M. E. Gordji, Department of Mathematics,
University of Semnan, Semnan, Iran

Department of
Mathematics, Shahid Beheshti University, Tehran, Iran

F. Habibian, Department of Mathematics,
Isfahan University, Isfahan, Iran

B. Hayati, Department of Mathematics, Shahid Beheshti
University, Tehran, Iran

** E-mail:**

maj_ess@yahoo.com

fhabibian@math.ui.ac.ir

bahmanhayati@yahoo.com

**Abstract.**
Let $\cal A$ be a Banach algebra. $\cal A$ is called ideally
amenable if for every closed ideal $I$ of $\cal A$, the first
cohomology group of $\cal A$ with coefficients in $I^*$ is zero,
i.e.\ $H^1({\cal A}, I^*)=\{0\}$. Some examples show that ideal
amenability is different from weak amenability and amenability.

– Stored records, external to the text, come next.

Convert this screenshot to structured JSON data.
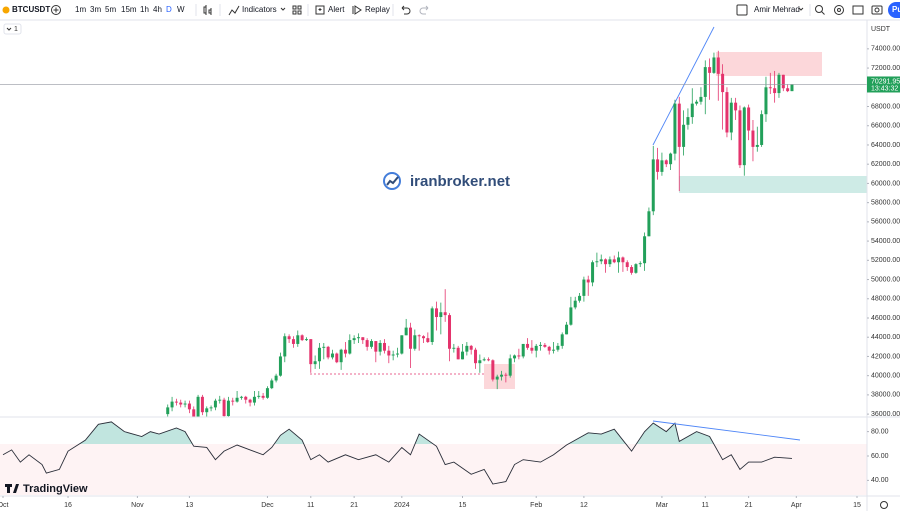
{
  "toolbar": {
    "symbol": "BTCUSDT",
    "intervals": [
      "1m",
      "3m",
      "5m",
      "15m",
      "1h",
      "4h",
      "D",
      "W"
    ],
    "indicators": "Indicators",
    "alert": "Alert",
    "replay": "Replay",
    "user": "Amir Mehrad",
    "publish": "Pu"
  },
  "pane_badge": "1",
  "watermark": "iranbroker.net",
  "logo": "TradingView",
  "chart_data": [
    {
      "type": "candlestick",
      "currency": "USDT",
      "up_color": "#22a05a",
      "down_color": "#e4336c",
      "x": [
        38,
        39,
        40,
        41,
        42,
        43,
        44,
        45,
        46,
        47,
        48,
        49,
        50,
        51,
        52,
        53,
        54,
        55,
        56,
        57,
        58,
        59,
        60,
        61,
        62,
        63,
        64,
        65,
        66,
        67,
        68,
        69,
        70,
        71,
        72,
        73,
        74,
        75,
        76,
        77,
        78,
        79,
        80,
        81,
        82,
        83,
        84,
        85,
        86,
        87,
        88,
        89,
        90,
        91,
        92,
        93,
        94,
        95,
        96,
        97,
        98,
        99,
        100,
        101,
        102,
        103,
        104,
        105,
        106,
        107,
        108,
        109,
        110,
        111,
        112,
        113,
        114,
        115,
        116,
        117,
        118,
        119,
        120,
        121,
        122,
        123,
        124,
        125,
        126,
        127,
        128,
        129,
        130,
        131,
        132,
        133,
        134,
        135,
        136,
        137,
        138,
        139,
        140,
        141,
        142,
        143,
        144,
        145,
        146,
        147,
        148,
        149,
        150,
        151,
        152,
        153,
        154,
        155,
        156,
        157,
        158,
        159,
        160,
        161,
        162,
        163,
        164,
        165,
        166,
        167,
        168,
        169,
        170,
        171,
        172,
        173,
        174,
        175,
        176,
        177,
        178,
        179,
        180,
        181,
        182
      ],
      "open": [
        36000,
        36700,
        37300,
        37200,
        37000,
        37100,
        36500,
        35500,
        37800,
        36200,
        36600,
        36700,
        37400,
        37500,
        35800,
        37400,
        37300,
        37700,
        37800,
        37500,
        37200,
        37800,
        37900,
        37700,
        38700,
        39500,
        40000,
        42000,
        44100,
        43800,
        43300,
        44200,
        43700,
        43800,
        41200,
        41500,
        42900,
        43000,
        41900,
        42300,
        41400,
        42700,
        42300,
        43700,
        43900,
        44000,
        43700,
        43000,
        43600,
        42500,
        43400,
        42600,
        42100,
        42200,
        42300,
        44200,
        45000,
        42800,
        44200,
        44100,
        43900,
        43500,
        47000,
        46100,
        46600,
        46300,
        42800,
        42900,
        41700,
        42500,
        43100,
        42700,
        41300,
        41600,
        41700,
        41600,
        39600,
        39900,
        40100,
        40000,
        41800,
        42100,
        42000,
        43300,
        42900,
        42600,
        43100,
        43200,
        43000,
        42600,
        42700,
        43100,
        44300,
        45300,
        47100,
        47800,
        48300,
        50000,
        49700,
        51800,
        51900,
        52100,
        51600,
        52100,
        51800,
        52300,
        51800,
        51300,
        50700,
        51600,
        51700,
        54500,
        57100,
        62500,
        61200,
        62400,
        62000,
        63100,
        68300,
        63800,
        66100,
        66900,
        68300,
        68500,
        69000,
        72100,
        71500,
        73100,
        71400,
        69500,
        65300,
        68400,
        67600,
        61900,
        67900,
        65500,
        63800,
        64000,
        67200,
        70000,
        69900,
        69400,
        71300,
        69900,
        69600
      ],
      "high": [
        37000,
        37800,
        37600,
        37500,
        37400,
        37400,
        36800,
        38000,
        38000,
        36800,
        36900,
        37600,
        37900,
        37700,
        37800,
        37700,
        38400,
        37900,
        37900,
        37600,
        38400,
        38400,
        38200,
        38900,
        39700,
        40200,
        42400,
        44400,
        44300,
        44100,
        44700,
        44300,
        44000,
        43800,
        42100,
        43400,
        43400,
        43100,
        42700,
        42400,
        42800,
        43500,
        44300,
        44200,
        44400,
        44000,
        43900,
        43800,
        43600,
        43700,
        43800,
        43100,
        42600,
        42900,
        44200,
        45900,
        45500,
        44800,
        44300,
        44200,
        44500,
        47200,
        47700,
        47600,
        49000,
        46500,
        43300,
        43100,
        43300,
        43500,
        43200,
        42900,
        42200,
        41900,
        41900,
        41700,
        40100,
        40500,
        40300,
        42200,
        42200,
        42800,
        43300,
        43900,
        43700,
        43300,
        43500,
        43400,
        43100,
        43500,
        43400,
        44500,
        45600,
        48200,
        48200,
        48600,
        50300,
        50400,
        52000,
        52800,
        52600,
        52200,
        52400,
        52500,
        52900,
        52400,
        52000,
        51500,
        51700,
        51900,
        54900,
        57500,
        63900,
        63700,
        63200,
        62500,
        63200,
        68700,
        69000,
        67600,
        67800,
        69900,
        68700,
        70000,
        72800,
        73000,
        73600,
        73800,
        72400,
        70000,
        68900,
        68900,
        68100,
        68000,
        68200,
        66600,
        65900,
        67600,
        71100,
        71500,
        71700,
        71500,
        71300,
        70300,
        70300
      ],
      "low": [
        35600,
        36300,
        36900,
        36700,
        36700,
        36100,
        35100,
        35300,
        35900,
        35700,
        36300,
        36400,
        37100,
        35600,
        35600,
        36900,
        37200,
        37500,
        37100,
        36800,
        36900,
        37600,
        37500,
        37600,
        38600,
        39300,
        39900,
        41400,
        43400,
        42900,
        43000,
        43600,
        43600,
        40300,
        40700,
        40700,
        41700,
        41700,
        41700,
        41300,
        40600,
        41900,
        42200,
        43300,
        43400,
        43300,
        42600,
        42800,
        41400,
        42100,
        42300,
        41300,
        41600,
        41900,
        42200,
        44200,
        40800,
        42600,
        42600,
        43400,
        43400,
        43200,
        44700,
        44300,
        45600,
        41500,
        42400,
        41700,
        41700,
        42100,
        42200,
        40700,
        40300,
        41500,
        41500,
        39400,
        38600,
        39500,
        39300,
        39800,
        41400,
        41700,
        41800,
        42700,
        42300,
        41900,
        42600,
        42900,
        42200,
        42300,
        42500,
        42800,
        44300,
        45200,
        46900,
        47600,
        47700,
        48300,
        49300,
        51300,
        51600,
        50700,
        51300,
        51700,
        50700,
        50800,
        50900,
        50500,
        50600,
        51300,
        50900,
        54500,
        56700,
        60400,
        60800,
        61700,
        61400,
        62400,
        59200,
        62900,
        65600,
        66200,
        68100,
        68200,
        67200,
        68700,
        71400,
        68600,
        65600,
        64800,
        64500,
        66600,
        61600,
        60800,
        64500,
        62300,
        63300,
        63800,
        66400,
        69300,
        68400,
        68900,
        69600,
        69500,
        69600
      ],
      "close": [
        36700,
        37300,
        37200,
        37000,
        37100,
        36500,
        35500,
        37800,
        36200,
        36600,
        36700,
        37400,
        37500,
        35800,
        37400,
        37300,
        37700,
        37800,
        37500,
        37200,
        37800,
        37900,
        37700,
        38700,
        39500,
        40000,
        42000,
        44100,
        43800,
        43300,
        44200,
        43700,
        43800,
        41200,
        41500,
        42900,
        43000,
        41900,
        42300,
        41400,
        42700,
        42300,
        43700,
        43900,
        44000,
        43700,
        43000,
        43600,
        42500,
        43400,
        42600,
        42100,
        42200,
        42300,
        44200,
        45000,
        42800,
        44200,
        44100,
        43900,
        43500,
        47000,
        46100,
        46600,
        46300,
        42800,
        42900,
        41700,
        42500,
        43100,
        42700,
        41300,
        41600,
        41700,
        41600,
        39600,
        39900,
        40100,
        40000,
        41800,
        42100,
        42000,
        43300,
        42900,
        42600,
        43100,
        43200,
        43000,
        42600,
        42700,
        43100,
        44300,
        45300,
        47100,
        47800,
        48300,
        50000,
        49700,
        51800,
        51900,
        52100,
        51600,
        52100,
        51800,
        52300,
        51800,
        51300,
        50700,
        51600,
        51700,
        54500,
        57100,
        62500,
        61200,
        62400,
        62000,
        63100,
        68300,
        63800,
        66100,
        66900,
        68300,
        68500,
        69000,
        72100,
        71500,
        73100,
        71400,
        69500,
        65300,
        68400,
        67600,
        61900,
        67900,
        65500,
        63800,
        64000,
        67200,
        70000,
        69900,
        69400,
        71300,
        69900,
        69600,
        70291.95
      ],
      "countdown": "13:43:32",
      "xlim": [
        0,
        197
      ],
      "xticks": [
        {
          "value": 0,
          "label": "Oct"
        },
        {
          "value": 15,
          "label": "16"
        },
        {
          "value": 31,
          "label": "Nov"
        },
        {
          "value": 43,
          "label": "13"
        },
        {
          "value": 61,
          "label": "Dec"
        },
        {
          "value": 71,
          "label": "11"
        },
        {
          "value": 81,
          "label": "21"
        },
        {
          "value": 92,
          "label": "2024"
        },
        {
          "value": 106,
          "label": "15"
        },
        {
          "value": 123,
          "label": "Feb"
        },
        {
          "value": 134,
          "label": "12"
        },
        {
          "value": 152,
          "label": "Mar"
        },
        {
          "value": 162,
          "label": "11"
        },
        {
          "value": 172,
          "label": "21"
        },
        {
          "value": 183,
          "label": "Apr"
        },
        {
          "value": 197,
          "label": "15"
        }
      ],
      "ylim": [
        35700,
        77000
      ],
      "yticks": [
        {
          "value": 36000,
          "label": "36000.00"
        },
        {
          "value": 38000,
          "label": "38000.00"
        },
        {
          "value": 40000,
          "label": "40000.00"
        },
        {
          "value": 42000,
          "label": "42000.00"
        },
        {
          "value": 44000,
          "label": "44000.00"
        },
        {
          "value": 46000,
          "label": "46000.00"
        },
        {
          "value": 48000,
          "label": "48000.00"
        },
        {
          "value": 50000,
          "label": "50000.00"
        },
        {
          "value": 52000,
          "label": "52000.00"
        },
        {
          "value": 54000,
          "label": "54000.00"
        },
        {
          "value": 56000,
          "label": "56000.00"
        },
        {
          "value": 58000,
          "label": "58000.00"
        },
        {
          "value": 60000,
          "label": "60000.00"
        },
        {
          "value": 62000,
          "label": "62000.00"
        },
        {
          "value": 64000,
          "label": "64000.00"
        },
        {
          "value": 66000,
          "label": "66000.00"
        },
        {
          "value": 68000,
          "label": "68000.00"
        },
        {
          "value": 70000,
          "label": "70000.00"
        },
        {
          "value": 72000,
          "label": "72000.00"
        },
        {
          "value": 74000,
          "label": "74000.00"
        }
      ]
    },
    {
      "type": "line",
      "color": "#2a2e39",
      "x": [
        0,
        2,
        4,
        6,
        9,
        10,
        13,
        15,
        19,
        22,
        25,
        28,
        32,
        34,
        36,
        40,
        42,
        44,
        47,
        49,
        51,
        54,
        57,
        60,
        62,
        64,
        66,
        69,
        71,
        73,
        75,
        79,
        82,
        86,
        89,
        92,
        94,
        96,
        100,
        102,
        104,
        108,
        111,
        113,
        116,
        118,
        120,
        124,
        127,
        130,
        132,
        135,
        138,
        141,
        143,
        145,
        148,
        150,
        153,
        155,
        156,
        160,
        163,
        166,
        168,
        170,
        172,
        175,
        178,
        182
      ],
      "values": [
        61,
        65,
        55,
        61,
        53,
        46,
        49,
        64,
        73,
        86,
        88,
        80,
        76,
        80,
        78,
        83,
        80,
        68,
        67,
        57,
        64,
        69,
        65,
        61,
        67,
        77,
        82,
        73,
        57,
        61,
        55,
        61,
        57,
        61,
        55,
        67,
        61,
        78,
        68,
        53,
        55,
        45,
        49,
        37,
        39,
        53,
        57,
        55,
        61,
        69,
        73,
        79,
        78,
        82,
        73,
        64,
        80,
        87,
        80,
        87,
        72,
        80,
        76,
        57,
        61,
        49,
        55,
        55,
        59,
        58
      ],
      "xlim": [
        0,
        197
      ],
      "ylim": [
        28,
        92
      ],
      "yticks": [
        {
          "value": 40,
          "label": "40.00"
        },
        {
          "value": 60,
          "label": "60.00"
        },
        {
          "value": 80,
          "label": "80.00"
        }
      ]
    }
  ]
}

Also
for $n\in \Bbb {N}$, $\cal A$ is called $n$-ideally amenable if for
every closed ideal $I$ of $\cal A$, $H^1({\cal A},I^{(n)})=\{0\}$.
In this paper we find the necessary and sufficient conditions for a
module extension Banach algebra to be 2-ideally amenable.

**AMSclassification. ** Primary 46HXX.

**Keywords. ** Ideally amenable, Banach algebra, derivation.